Zero-commission brokerage Robinhood Markets became the target for a demand for payment from an intruder who obtained personal information for 7 million Robinhood users — around a third of the firm’s customers, according to news reports.

The company said that the intruder obtained the email addresses of around 5 million users and full names of another 2 million users in a November 3 incident, Bloomberg writes, citing a statement Robinhood published Monday.

For about 310 of the users, the intruder was also able to obtain birth dates and ZIP codes, in addition to their names, and 10 of the users had even more personal information exposed, according to the news service.

The exposure of birth dates and physical address could be particularly dangerous for the users involved because that data can be used for further attacks, Bloomberg writes. That’s because such information is typically used for verification checks to log in to different services, according to the news service.

The intruder gained access to Robinhood’s support systems via a phone call with a customer service rep, according to Robinhood, Bloomberg writes.

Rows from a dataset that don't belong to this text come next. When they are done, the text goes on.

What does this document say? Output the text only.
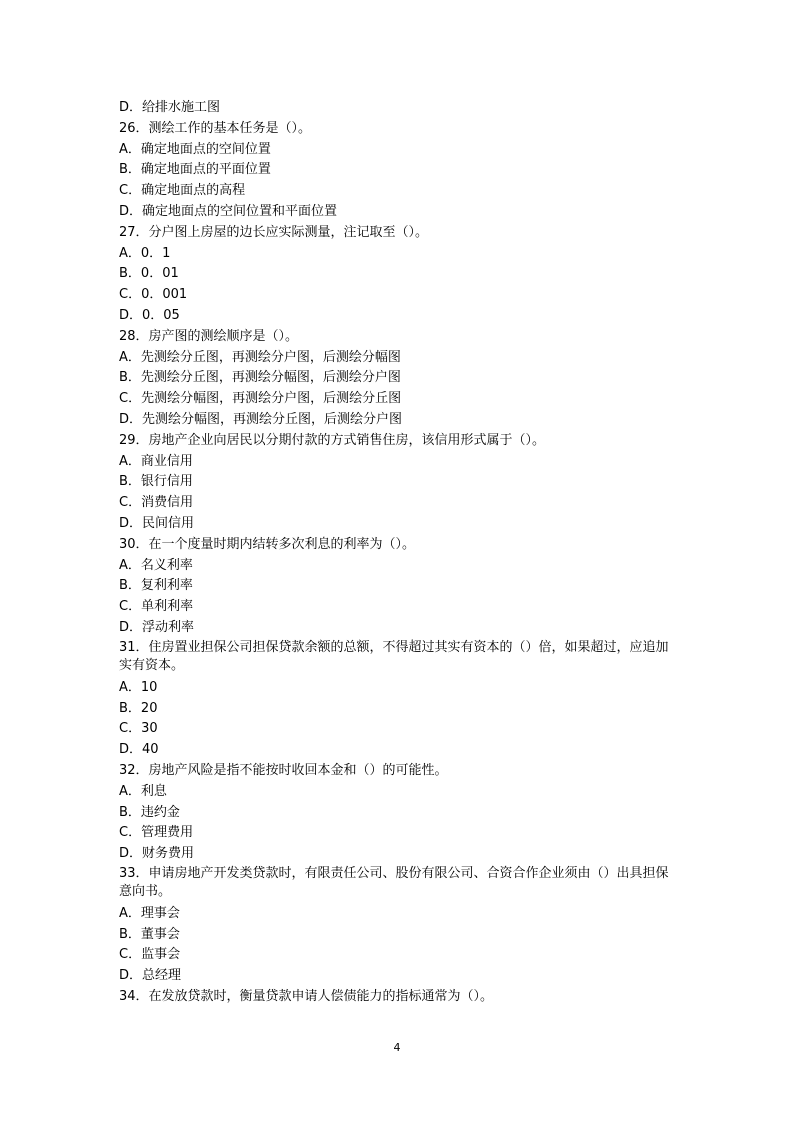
D．给排水施工图
26．测绘工作的基本任务是（）。
A．确定地面点的空间位置
B．确定地面点的平面位置
C．确定地面点的高程
D．确定地面点的空间位置和平面位置
27．分户图上房屋的边长应实际测量，注记取至（）。
A．0．1
B．0．01
C．0．001
D．0．05
28．房产图的测绘顺序是（）。
A．先测绘分丘图，再测绘分户图，后测绘分幅图
B．先测绘分丘图，再测绘分幅图，后测绘分户图
C．先测绘分幅图，再测绘分户图，后测绘分丘图
D．先测绘分幅图，再测绘分丘图，后测绘分户图
29．房地产企业向居民以分期付款的方式销售住房，该信用形式属于（）。
A．商业信用
B．银行信用
C．消费信用
D．民间信用
30．在一个度量时期内结转多次利息的利率为（）。
A．名义利率
B．复利利率
C．单利利率
D．浮动利率
31．住房置业担保公司担保贷款余额的总额，不得超过其实有资本的（）倍，如果超过，应追加实有资本。
A．10
B．20
C．30
D．40
32．房地产风险是指不能按时收回本金和（）的可能性。
A．利息
B．违约金
C．管理费用
D．财务费用
33．申请房地产开发类贷款时，有限责任公司、股份有限公司、合资合作企业须由（）出具担保意向书。
A．理事会
B．董事会
C．监事会
D．总经理
34．在发放贷款时，衡量贷款申请人偿债能力的指标通常为（）。
4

A spokesperson for the firm said that the intruder made threats about the use of the obtained information, adding that it wasn’t a ransomware attack but declining to say whether Robinhood has paid the person, according to the news service.

Robinhood said that none of its users’ Social Security, bank account or debit card numbers have been exposed in the breach and that no customer has suffered financial losses as a result, according to Bloomberg.

Robinhood also said that it contained the breach, hired security firm Mandiant to investigate and notified law enforcement, according to the news service.

Mandiant chief technology officer Charles Carmakal said that Robinhood “conducted a thorough investigation to assess the impact,” according to Bloomberg. Carmakal also said that Mandiant believes the same intruder will try to extort other organizations in the next few months, the news service writes.

Last year, Bloomberg found more than 10,000 login credentials connected with Robinhood accounts available for sale on the dark web, after an internal probe by Robinhood found that close to 2,000 accounts had been hacked.